Rebecca Lee then read from “Bobcat,” the knockout title story of her book that was fiercely funny and hugely discomforting at the same time. Lee’s deadpan reading ratcheted up the dark humor, and her admission that it took six years to write went a long way toward explaining how all the small parts fit together so seamlessly. She talked a bit how important her stories’ far-flung settings were to her, and admitted, “I like writing dinner parties … I guess I grew up reading The Dead.” And it’s true; people sit down to eat in Lee’s stories and things happen, not all of them good but every one of them extremely palatable.
“Tenth of December,” as read out loud, turned out to be a more compassionate story than I’d first thought, less cynical. Saunders, who had also been a finalist for The Story Prize in 2006, for In Persuasion Nation, managed to range far and wide on the subject of writing without seeming to ramble. He talked about his lack of any real desire to write a novel (“No, YOU write a novel”), of middle age manifesting in not killing off quite so many characters, and the art of letting the story take him where it wants—“that moment when the implicit condescension between you and the reader goes away.”
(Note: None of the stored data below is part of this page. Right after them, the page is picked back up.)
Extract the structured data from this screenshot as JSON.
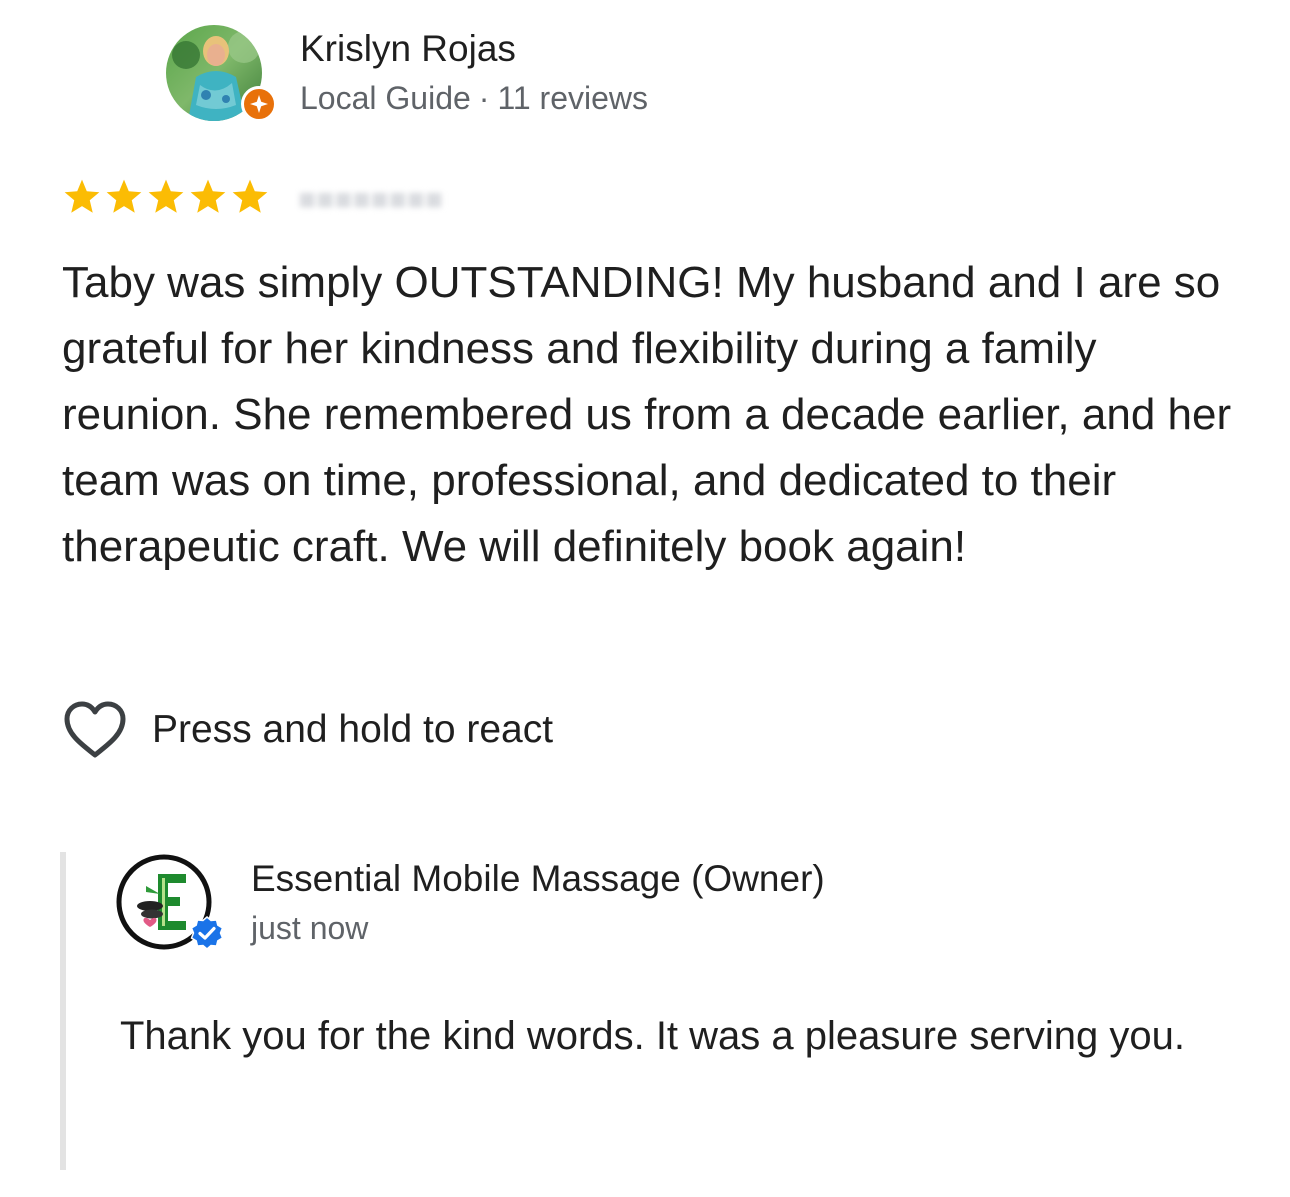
{
  "reviewer": {
    "name": "Krislyn Rojas",
    "level": "Local Guide",
    "separator": "·",
    "review_count": "11 reviews",
    "avatar_icon": "profile-photo",
    "badge_icon": "local-guide-star-icon",
    "badge_color": "#e8710a"
  },
  "rating": {
    "stars": 5,
    "max_stars": 5,
    "star_color": "#fbbc04",
    "star_icon": "star-icon"
  },
  "review": {
    "text": "Taby was simply OUTSTANDING!  My husband and I are so grateful for her kindness and flexibility during a family reunion.  She remembered us from a decade earlier, and her team was on time, professional, and dedicated to their therapeutic craft.  We will definitely book again!"
  },
  "reaction": {
    "icon": "heart-outline-icon",
    "label": "Press and hold to react"
  },
  "owner_reply": {
    "name": "Essential Mobile Massage (Owner)",
    "time": "just now",
    "text": "Thank you for the kind words. It was a pleasure serving you.",
    "logo_icon": "business-logo",
    "verified_icon": "verified-check-icon",
    "verified_color": "#1a73e8"
  }
}
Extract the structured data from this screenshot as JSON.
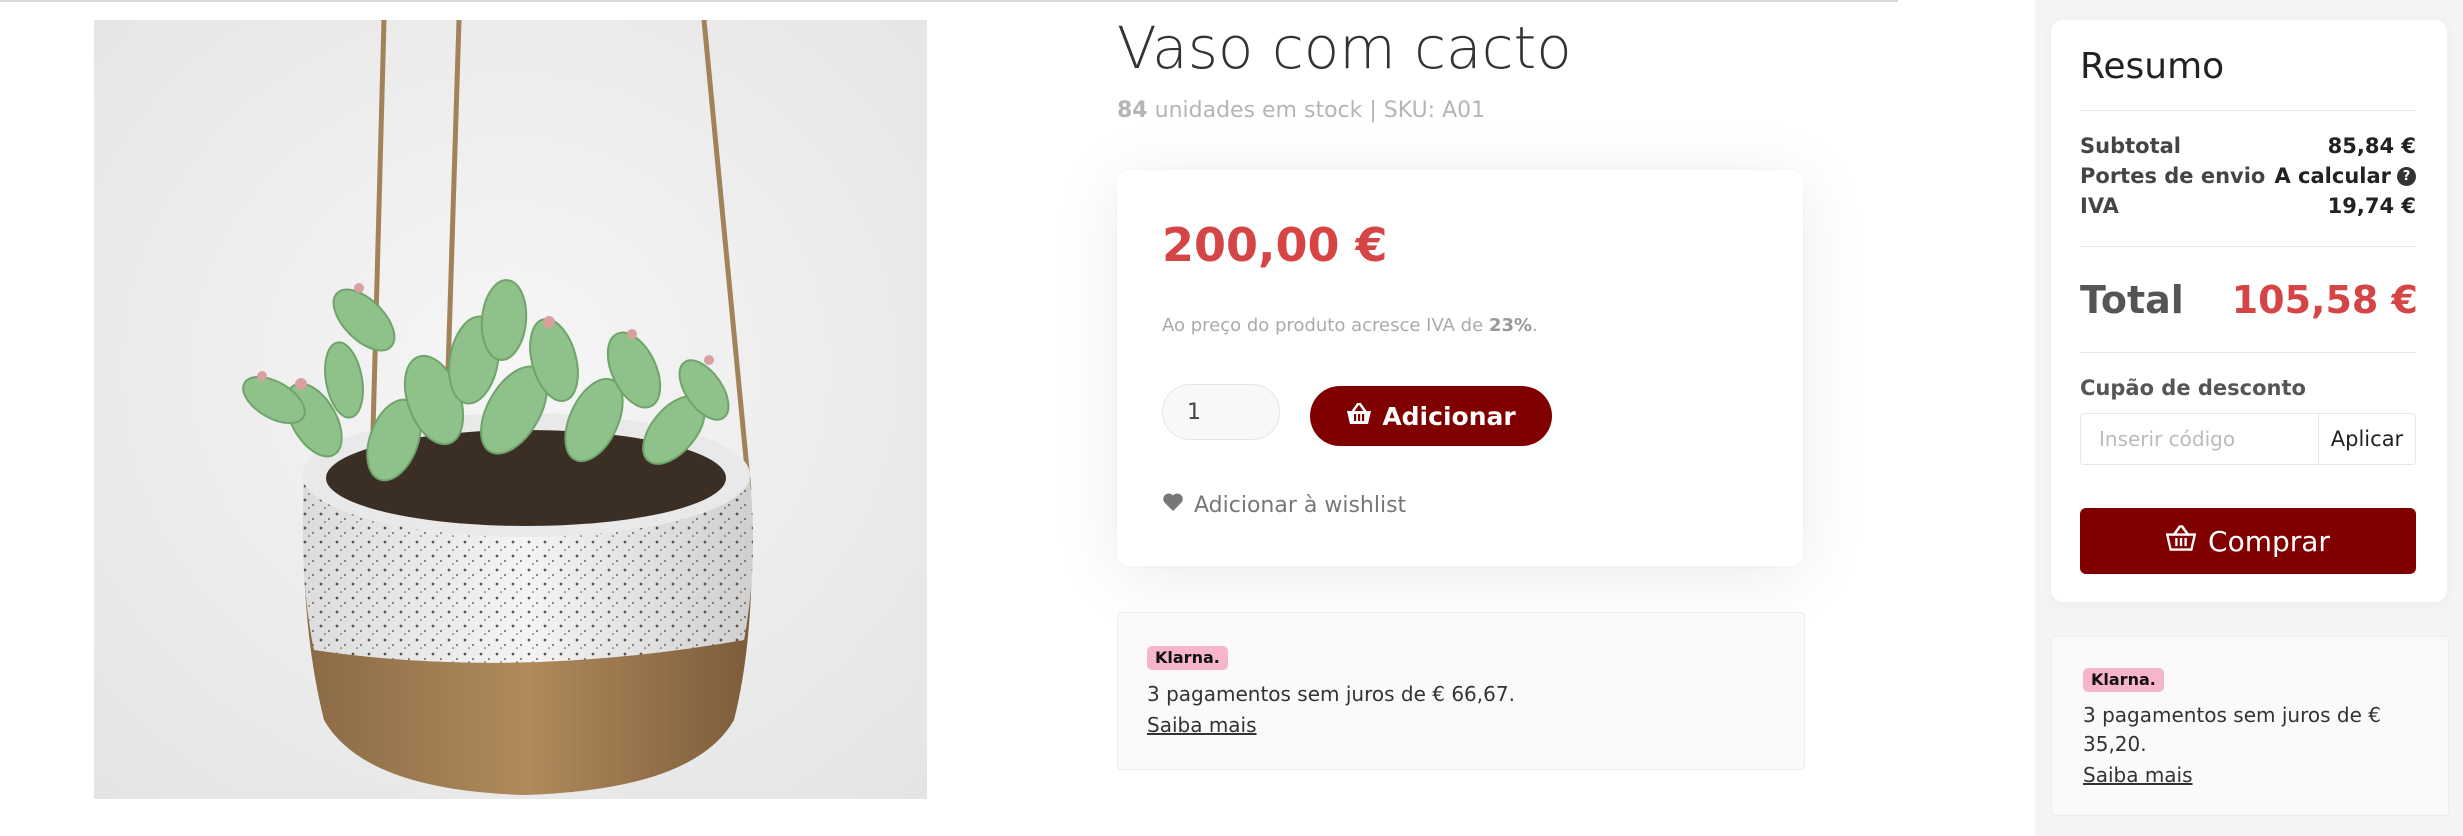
{
  "product": {
    "title": "Vaso com cacto",
    "stock_count": "84",
    "stock_text": "unidades em stock | SKU: A01",
    "image_alt": "Vaso suspenso com suculentas"
  },
  "buy_card": {
    "price": "200,00 €",
    "vat_note_prefix": "Ao preço do produto acresce IVA de",
    "vat_rate": "23%",
    "vat_note_suffix": ".",
    "quantity": "1",
    "add_button_label": "Adicionar",
    "wishlist_label": "Adicionar à wishlist"
  },
  "klarna_main": {
    "logo": "Klarna.",
    "text": "3 pagamentos sem juros de € 66,67.",
    "link": "Saiba mais"
  },
  "summary": {
    "title": "Resumo",
    "subtotal_label": "Subtotal",
    "subtotal_value": "85,84 €",
    "shipping_label": "Portes de envio",
    "shipping_value": "A calcular",
    "vat_label": "IVA",
    "vat_value": "19,74 €",
    "total_label": "Total",
    "total_value": "105,58 €",
    "coupon_label": "Cupão de desconto",
    "coupon_placeholder": "Inserir código",
    "apply_label": "Aplicar",
    "buy_label": "Comprar"
  },
  "klarna_side": {
    "logo": "Klarna.",
    "text": "3 pagamentos sem juros de € 35,20.",
    "link": "Saiba mais"
  },
  "colors": {
    "accent": "#800000",
    "price_red": "#d64545",
    "klarna_pink": "#f7b5cb"
  },
  "icons": {
    "basket": "basket-icon",
    "heart": "heart-icon",
    "help": "question-circle-icon"
  }
}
The second time must have been a charm for Saunders, and clearly Tenth of December had its own charms beyond his persistence; he took the Story Prize for 2013. But having only three finalists means that everyone is a star, really—or maybe, more seasonally appropriate this year, a snowflake, with no two ever alike. Congratulations to George Saunders, and Andrea Barrett and Rebecca Lee as well, and thanks—as ever—to the prize’s host Larry Dark, for bringing them together.